Rencontre avec Jeanne Aslan et Paul Saintillan, réalisateurs de FIFI – deuxième partie : des personnages empathiques

Après une passionnante première partie où le duo de cinéastes expliquait les thèmes sociaux contenus dans ce film, la deuxième partie de l’entretien réalisé dans le cadre de la sortie de Fifi le 14 juin 2023 se focalise sur la représentation des personnages, dans un échange axé sur la caractérisation des protagonistes, pour ainsi mieux comprendre et cerner les contours de deux jeunes en recherche d’un confort absolu, d’une quête d’identité.

Malgré une famille légèrement dysfonctionnelle, il y a tout de même une communication entre Fifi et sa mère. 

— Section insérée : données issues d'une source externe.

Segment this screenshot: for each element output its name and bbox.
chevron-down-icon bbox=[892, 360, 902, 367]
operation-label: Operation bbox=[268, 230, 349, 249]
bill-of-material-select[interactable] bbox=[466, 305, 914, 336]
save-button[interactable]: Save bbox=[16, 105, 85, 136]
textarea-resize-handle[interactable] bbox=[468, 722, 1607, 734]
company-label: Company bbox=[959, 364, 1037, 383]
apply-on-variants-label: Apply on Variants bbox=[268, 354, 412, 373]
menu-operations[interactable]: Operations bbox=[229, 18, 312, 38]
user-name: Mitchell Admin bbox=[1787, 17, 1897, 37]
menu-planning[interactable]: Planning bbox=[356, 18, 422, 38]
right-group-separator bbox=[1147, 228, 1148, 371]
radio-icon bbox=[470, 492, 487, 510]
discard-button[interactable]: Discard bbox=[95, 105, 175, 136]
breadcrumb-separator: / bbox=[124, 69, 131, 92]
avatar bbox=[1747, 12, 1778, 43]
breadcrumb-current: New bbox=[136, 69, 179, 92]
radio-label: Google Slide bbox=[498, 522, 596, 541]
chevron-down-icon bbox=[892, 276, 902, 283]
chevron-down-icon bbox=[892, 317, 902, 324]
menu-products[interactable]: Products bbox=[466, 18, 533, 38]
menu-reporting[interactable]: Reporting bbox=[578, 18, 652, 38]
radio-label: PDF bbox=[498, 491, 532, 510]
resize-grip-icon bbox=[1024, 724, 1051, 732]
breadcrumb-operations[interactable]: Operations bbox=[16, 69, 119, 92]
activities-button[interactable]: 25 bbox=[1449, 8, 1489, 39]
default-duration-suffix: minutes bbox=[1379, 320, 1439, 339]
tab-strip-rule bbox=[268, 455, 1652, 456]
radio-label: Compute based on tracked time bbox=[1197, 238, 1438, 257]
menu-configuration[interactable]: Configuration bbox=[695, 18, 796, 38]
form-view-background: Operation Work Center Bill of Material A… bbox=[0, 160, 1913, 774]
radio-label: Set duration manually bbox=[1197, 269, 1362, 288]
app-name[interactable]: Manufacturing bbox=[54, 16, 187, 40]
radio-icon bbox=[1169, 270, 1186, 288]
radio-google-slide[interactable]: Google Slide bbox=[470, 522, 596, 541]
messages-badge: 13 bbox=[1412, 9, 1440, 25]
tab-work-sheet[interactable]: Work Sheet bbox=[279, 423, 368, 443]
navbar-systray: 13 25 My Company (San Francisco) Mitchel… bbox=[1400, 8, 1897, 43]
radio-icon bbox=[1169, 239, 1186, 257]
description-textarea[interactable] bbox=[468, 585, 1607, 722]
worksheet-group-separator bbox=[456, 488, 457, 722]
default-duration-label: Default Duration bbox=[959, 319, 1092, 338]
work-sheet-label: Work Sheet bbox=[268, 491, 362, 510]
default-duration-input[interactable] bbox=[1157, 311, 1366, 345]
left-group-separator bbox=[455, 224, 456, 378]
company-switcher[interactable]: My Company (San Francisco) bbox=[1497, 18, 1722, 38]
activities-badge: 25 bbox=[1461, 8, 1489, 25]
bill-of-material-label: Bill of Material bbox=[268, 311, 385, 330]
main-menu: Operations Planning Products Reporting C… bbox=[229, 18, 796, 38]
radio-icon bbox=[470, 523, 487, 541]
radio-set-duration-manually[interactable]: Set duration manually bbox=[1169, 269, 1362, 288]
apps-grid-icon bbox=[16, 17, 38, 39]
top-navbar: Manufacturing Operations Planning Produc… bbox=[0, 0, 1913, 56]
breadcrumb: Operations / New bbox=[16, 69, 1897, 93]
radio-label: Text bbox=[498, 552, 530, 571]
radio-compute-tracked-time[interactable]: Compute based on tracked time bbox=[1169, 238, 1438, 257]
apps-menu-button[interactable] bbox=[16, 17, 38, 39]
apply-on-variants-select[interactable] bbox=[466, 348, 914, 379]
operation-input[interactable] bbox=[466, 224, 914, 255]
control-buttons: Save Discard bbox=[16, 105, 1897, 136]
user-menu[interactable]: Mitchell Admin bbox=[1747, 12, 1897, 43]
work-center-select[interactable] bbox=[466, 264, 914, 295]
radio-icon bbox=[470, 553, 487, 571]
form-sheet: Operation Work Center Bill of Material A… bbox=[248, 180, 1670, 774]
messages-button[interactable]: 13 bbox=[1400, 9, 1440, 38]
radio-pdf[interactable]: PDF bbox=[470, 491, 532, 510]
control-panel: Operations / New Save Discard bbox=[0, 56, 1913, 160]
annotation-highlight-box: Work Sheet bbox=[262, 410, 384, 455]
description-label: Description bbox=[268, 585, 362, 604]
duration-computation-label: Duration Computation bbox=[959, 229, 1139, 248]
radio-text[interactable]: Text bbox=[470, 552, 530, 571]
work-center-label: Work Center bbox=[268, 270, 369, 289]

J.A : Oui, on voulait faire ressortir la filiation. Fifi ne vient pas de nulle part. Ces deux-là sont un peu spéciaux, ils ont aussi une personnalité. Ce sont des marginaux. Ils écoutent de la musique, sont bohèmes en réalité. 

P. S : La chanson Le Gitan de Daniel Guichard, cela correspond aussi à quelque chose. 

On a l’impression que les parents sont démissionnaires, puis on se rend compte que la mère a quand même une affection envers sa fille, et inversement. Il n’y a pas cette incommunicabilité. C’est en fait une famille qui reste unie, malgré les problèmes. Fifi se nourrit aussi de ça pour avancer aussi. Est-ce que ça l’influence dans son désir d’être une femme forte ? 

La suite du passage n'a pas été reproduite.